予想外の発言に素っ頓狂な声をあげてしまう。
何を言ってるんだろう、このラード女は。
いや、きっとあたしはぼんやりと理解していた。
藤乃のことを名前で呼ぶときに”面倒なことになりそう”と躊躇ったのは
頭の何処かでこの展開を予測していたからだと思う。

「だからそれは静留が」
「じゃあ私のことも名前で呼べ。
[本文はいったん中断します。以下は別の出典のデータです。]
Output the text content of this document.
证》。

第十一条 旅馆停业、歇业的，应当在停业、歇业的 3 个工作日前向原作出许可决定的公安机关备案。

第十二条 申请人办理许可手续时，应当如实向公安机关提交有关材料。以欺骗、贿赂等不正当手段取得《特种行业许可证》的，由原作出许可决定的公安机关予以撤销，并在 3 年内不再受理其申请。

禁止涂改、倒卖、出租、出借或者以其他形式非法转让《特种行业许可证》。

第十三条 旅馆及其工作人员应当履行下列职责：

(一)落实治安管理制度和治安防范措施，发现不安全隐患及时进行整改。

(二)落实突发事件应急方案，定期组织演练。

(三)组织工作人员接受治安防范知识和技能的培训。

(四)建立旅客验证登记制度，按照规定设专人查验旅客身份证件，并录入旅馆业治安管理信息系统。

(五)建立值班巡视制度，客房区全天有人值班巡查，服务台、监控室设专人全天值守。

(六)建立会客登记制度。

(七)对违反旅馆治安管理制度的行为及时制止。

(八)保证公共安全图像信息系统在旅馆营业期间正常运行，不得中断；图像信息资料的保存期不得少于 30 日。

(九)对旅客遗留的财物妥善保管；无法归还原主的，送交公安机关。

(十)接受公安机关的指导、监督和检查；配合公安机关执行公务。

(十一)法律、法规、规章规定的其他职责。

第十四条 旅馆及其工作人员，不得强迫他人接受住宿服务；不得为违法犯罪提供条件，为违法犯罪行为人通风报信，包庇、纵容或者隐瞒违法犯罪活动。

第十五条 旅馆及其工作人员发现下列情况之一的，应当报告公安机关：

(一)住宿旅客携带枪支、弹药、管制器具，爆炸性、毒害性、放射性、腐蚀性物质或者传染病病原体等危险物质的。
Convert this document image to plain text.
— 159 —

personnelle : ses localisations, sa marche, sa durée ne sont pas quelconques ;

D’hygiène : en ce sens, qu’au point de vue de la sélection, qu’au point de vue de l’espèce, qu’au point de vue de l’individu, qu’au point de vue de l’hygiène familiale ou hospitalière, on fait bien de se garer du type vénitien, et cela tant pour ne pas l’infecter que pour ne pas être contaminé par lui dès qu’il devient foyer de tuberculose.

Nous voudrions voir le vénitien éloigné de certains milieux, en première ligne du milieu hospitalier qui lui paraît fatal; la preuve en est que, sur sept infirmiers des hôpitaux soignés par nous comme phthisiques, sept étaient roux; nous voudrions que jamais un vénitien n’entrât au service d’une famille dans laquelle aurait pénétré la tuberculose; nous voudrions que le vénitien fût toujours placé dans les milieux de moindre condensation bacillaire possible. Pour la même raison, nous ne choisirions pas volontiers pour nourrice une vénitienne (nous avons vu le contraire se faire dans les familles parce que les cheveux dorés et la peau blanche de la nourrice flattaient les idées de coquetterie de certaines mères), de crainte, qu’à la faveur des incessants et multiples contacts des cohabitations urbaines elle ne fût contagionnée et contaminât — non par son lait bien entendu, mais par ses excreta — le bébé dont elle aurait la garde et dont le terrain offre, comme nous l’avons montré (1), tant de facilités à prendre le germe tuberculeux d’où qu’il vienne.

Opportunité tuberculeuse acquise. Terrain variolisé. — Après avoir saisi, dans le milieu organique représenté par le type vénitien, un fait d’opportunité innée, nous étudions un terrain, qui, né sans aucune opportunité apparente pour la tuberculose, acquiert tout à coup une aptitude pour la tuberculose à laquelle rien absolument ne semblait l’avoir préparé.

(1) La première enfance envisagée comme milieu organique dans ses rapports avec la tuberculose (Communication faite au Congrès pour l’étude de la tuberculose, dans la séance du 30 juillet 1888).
いいな」
「いいなってあんた…」
「うちはよくてなつきはあかんの?あ、もしかして奈緒はん、うちのこと」
「はいはい呼べばいいんでしょ呼べば!」

藤乃がとてつもなく不穏なことを言いそうだったのであたしは折れた。
確かに絶対に断らなければいけない理由なんてないし。
ただ単に今更呼び名を変えるなんて面倒なだけだったから渋ったまでだ。
それに慣れ合うのは以下略。

「そんなところに突っ立ってると置いてくわよ、なつき」

あたしはそう言って振り返って、すぐに店のドアを押した。
扉は全く微動だにせず、もしかしたら防音対策で若干扉が重厚になってるかもしれないと思った。
両手で扉を押し直すあたしを見て、藤乃が何かをこらえるようにこう言った。

「奈緒はん…」
「何よ」
「それ、引かんと開きまへんえ」
「……」

後ろから笑い声が聞こえる。
爆笑しているのは間違いなく玖我だろう。
横を見ると藤乃も口元を手でおさえながら震えている。

なんなの。やめて。
誰にだってあるでしょ、こういうことは。

「いつまで笑ってんのよ!本当に置いてくわよ!」

今度こそ取っ手を引いてドアを開ける。重くもなんともない。
かくしてあたし達は結局10分遅れで入店することとなった。